Example 1 A sample plate for a packaging test of reinforced PBT containing 30% glass fiber in polybutylene terephthalate (hereinafter abbreviated as PBT) having an intrinsic viscosity of 1.12 was prepared.
After being immersed in an IJum aqueous solution at 80° C. for 10 minutes, washed with water and dried, it was painted with an alkyd melamine resin paint (Amilan Enamel, manufactured by Kansai Paint Co., Ltd.). Baking was carried out at a temperature of 140° C. for 30 minutes.

The coating film adhesion was 100/100 for base grain Tenu 1-, which was extremely good.

However, in the case of no alkali treatment, even if the coating was degreased with acetone and painted, the result was 1/10C1, so the adhesion of the coating film was poor.

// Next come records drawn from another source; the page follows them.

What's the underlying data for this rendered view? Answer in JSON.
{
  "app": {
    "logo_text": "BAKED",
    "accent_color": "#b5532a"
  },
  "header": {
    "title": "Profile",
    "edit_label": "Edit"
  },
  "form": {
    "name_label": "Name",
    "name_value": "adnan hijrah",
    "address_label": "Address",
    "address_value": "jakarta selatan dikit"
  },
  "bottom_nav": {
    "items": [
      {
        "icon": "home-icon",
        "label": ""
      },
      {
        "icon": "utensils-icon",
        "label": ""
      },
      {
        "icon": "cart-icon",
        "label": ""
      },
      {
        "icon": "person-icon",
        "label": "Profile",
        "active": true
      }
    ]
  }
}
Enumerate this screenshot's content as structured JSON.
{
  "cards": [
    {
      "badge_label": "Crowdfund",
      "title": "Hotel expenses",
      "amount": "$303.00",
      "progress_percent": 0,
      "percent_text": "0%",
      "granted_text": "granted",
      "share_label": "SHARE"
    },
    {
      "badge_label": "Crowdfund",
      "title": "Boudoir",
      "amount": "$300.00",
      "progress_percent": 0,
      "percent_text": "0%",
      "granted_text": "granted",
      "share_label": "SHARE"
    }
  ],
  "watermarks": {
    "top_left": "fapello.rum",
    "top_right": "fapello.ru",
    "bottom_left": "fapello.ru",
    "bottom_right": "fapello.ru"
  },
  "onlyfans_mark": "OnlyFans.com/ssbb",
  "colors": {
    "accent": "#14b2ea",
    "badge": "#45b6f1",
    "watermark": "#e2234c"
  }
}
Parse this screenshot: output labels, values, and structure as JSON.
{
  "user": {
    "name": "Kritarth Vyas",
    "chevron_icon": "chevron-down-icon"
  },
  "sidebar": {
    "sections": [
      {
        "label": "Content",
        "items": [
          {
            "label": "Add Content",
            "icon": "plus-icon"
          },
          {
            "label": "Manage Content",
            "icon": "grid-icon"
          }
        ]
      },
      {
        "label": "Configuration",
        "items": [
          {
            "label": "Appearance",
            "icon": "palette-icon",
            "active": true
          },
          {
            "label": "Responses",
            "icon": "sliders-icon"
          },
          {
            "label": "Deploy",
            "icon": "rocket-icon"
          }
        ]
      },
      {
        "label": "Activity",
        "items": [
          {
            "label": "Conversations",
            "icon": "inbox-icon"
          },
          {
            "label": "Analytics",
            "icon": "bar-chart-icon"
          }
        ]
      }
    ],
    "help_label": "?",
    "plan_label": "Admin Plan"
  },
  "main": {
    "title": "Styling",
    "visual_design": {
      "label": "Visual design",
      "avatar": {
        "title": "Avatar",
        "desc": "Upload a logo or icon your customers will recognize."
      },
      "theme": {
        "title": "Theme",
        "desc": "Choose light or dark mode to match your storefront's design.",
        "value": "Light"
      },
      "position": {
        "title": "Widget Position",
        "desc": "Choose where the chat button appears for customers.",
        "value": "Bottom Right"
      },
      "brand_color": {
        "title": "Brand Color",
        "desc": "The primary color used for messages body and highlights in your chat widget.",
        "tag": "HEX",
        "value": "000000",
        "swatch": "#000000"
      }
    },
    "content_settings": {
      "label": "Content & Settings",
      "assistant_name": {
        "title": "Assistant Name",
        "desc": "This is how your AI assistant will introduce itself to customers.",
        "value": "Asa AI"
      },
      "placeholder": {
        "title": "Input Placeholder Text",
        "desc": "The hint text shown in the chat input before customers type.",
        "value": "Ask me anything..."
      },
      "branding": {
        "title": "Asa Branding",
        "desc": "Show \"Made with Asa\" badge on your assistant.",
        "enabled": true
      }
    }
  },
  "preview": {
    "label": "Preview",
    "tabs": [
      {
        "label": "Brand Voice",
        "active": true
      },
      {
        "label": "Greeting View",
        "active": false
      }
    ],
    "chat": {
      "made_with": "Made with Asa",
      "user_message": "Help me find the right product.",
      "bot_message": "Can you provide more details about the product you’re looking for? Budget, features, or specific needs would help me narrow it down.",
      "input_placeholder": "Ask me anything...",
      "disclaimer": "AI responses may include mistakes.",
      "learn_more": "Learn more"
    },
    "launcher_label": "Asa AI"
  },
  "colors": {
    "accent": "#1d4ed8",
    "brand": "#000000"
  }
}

Example 2 Polyethylene tereph clay 1 having an intrinsic viscosity of 0.65
- (hereinafter abbreviated as PET) mixed with 0% glass fiber filtration was treated with alkali and painted in the same manner as in Example 1, and the coating film adhesion was extremely good at 100/100. , D/1 when no alkali treatment is applied.
It was 00.

Example: Modified polyethylene terephthalate (intrinsic viscosity -075) obtained by copolymerizing polyethylene terephthalate with 20% polyethylene glycol (average molecular weight 2000). When a reinforced material containing 30% glass fiber was treated with alkali and painted in the same manner as in Example 1, the coating film adhesion was 100/100, and when no alkali treatment was applied, it was O/100. Met.

Patent applicant Kanebuchi Chemical Industry Co., Ltd. Representative Patent Attorney Makoto Asano

Claims (1)

[Claims] 1. A method for surface treatment of a polyester molded article, which comprises treating the molded article with an alkaline solution and then painting the thermoplastic aromatic polyester molded article.